Suddenly a fire-engine fills their rear-view mirror, like a colossal red whale, its siren squealing. The driver inches it closer and closer to their car, pressing the horn with hard, sharp bangs of his hand. James can see the co-driver wave his arms, furiously gesturing for them to get out of the way. ‘Mum, please …’ he says.
His mother grabs the steering-wheel and shunts the car out of the way, mounting the pavement with
an ungainly thump. They watch the fire-engine stream past, followed by two police Land Rovers and a couple of army Saracens. Other drivers take advantage of the sudden slipstream of free road to shoot through, leaving James and his mother stuck, tilted on the high pavement.

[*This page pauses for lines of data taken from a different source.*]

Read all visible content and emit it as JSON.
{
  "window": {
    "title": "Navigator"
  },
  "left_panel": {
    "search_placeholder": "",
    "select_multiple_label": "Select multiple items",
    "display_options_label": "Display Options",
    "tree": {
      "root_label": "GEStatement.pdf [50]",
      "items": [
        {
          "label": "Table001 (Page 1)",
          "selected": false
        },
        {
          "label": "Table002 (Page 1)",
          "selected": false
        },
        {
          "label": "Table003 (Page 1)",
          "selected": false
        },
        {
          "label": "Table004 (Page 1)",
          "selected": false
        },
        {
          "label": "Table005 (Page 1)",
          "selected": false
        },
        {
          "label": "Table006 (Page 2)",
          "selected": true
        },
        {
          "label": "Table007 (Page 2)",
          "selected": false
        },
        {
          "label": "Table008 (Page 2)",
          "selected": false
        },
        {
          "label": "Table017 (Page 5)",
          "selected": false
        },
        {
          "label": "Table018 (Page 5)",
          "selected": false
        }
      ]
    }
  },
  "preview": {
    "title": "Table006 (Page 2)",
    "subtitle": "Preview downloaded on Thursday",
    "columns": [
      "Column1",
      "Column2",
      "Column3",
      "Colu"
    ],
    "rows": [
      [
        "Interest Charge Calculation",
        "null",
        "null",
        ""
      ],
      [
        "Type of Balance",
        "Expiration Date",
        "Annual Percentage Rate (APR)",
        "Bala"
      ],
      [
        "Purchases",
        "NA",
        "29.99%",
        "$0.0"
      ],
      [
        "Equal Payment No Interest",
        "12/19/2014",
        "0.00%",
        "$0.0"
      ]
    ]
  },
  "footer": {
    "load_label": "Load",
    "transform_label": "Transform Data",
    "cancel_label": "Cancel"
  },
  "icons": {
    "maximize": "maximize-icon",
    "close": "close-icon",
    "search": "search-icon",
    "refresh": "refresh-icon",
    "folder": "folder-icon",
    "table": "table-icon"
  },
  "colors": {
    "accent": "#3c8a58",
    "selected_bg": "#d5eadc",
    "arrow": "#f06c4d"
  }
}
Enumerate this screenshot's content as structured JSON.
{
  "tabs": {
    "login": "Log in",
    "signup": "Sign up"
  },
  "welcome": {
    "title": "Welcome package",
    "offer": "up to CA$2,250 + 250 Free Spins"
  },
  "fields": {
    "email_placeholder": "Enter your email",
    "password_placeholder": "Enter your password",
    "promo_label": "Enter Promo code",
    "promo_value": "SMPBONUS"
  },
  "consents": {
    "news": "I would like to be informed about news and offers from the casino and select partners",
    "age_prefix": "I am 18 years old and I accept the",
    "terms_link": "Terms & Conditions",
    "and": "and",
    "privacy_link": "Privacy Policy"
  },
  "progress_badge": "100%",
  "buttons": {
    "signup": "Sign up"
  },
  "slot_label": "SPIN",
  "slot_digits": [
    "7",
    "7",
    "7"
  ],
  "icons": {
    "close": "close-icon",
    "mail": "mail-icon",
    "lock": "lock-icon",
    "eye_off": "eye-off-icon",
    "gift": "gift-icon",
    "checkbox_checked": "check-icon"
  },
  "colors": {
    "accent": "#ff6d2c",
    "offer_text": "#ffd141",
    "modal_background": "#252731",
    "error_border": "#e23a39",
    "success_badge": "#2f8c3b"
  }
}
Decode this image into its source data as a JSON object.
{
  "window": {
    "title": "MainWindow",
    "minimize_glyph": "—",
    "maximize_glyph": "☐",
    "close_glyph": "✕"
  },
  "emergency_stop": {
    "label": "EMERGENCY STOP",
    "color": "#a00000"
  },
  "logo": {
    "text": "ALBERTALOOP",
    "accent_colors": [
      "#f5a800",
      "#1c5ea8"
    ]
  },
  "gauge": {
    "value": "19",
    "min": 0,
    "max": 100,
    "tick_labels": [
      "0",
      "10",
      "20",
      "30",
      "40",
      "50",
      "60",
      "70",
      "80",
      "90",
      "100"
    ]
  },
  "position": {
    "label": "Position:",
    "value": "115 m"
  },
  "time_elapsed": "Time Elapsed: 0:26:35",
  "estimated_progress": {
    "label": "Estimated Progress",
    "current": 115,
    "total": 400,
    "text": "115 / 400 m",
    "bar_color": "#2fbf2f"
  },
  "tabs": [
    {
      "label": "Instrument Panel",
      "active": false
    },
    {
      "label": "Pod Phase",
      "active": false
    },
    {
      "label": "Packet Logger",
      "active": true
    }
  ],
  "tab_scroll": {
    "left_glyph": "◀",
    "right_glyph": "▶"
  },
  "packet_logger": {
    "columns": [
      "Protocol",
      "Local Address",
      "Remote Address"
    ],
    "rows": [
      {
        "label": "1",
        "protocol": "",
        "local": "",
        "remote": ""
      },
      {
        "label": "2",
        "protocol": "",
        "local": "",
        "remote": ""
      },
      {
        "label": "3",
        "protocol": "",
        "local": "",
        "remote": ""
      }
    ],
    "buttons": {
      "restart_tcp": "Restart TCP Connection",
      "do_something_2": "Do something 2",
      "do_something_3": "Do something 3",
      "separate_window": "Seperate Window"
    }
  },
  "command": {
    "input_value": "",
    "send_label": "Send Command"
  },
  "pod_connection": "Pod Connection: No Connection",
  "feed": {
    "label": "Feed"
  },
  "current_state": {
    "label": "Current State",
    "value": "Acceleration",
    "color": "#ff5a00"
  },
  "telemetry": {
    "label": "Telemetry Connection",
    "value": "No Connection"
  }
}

His mother parks at the other end of town in a rundown car park, squeezing the car between two vans, cursing loudly as she bumps the side of one, then looking around nervously to see if anyone has noticed. For a moment she sits there, her hands laid out flat, knuckle up on the rim of the steering-wheel.
He wonders if anyone has been killed in the explosion, and about the threshold they might have passed across as they died. What was it like, he wondered. Did the souls of the victims leave the earth as they passed over? Did the sky peel back like ripped plastic sheeting and did their spirits hurtle through the opened heavens into the blackness of space? There, did the souls orbit each other, like fireflies, in the starry wastes of the universe?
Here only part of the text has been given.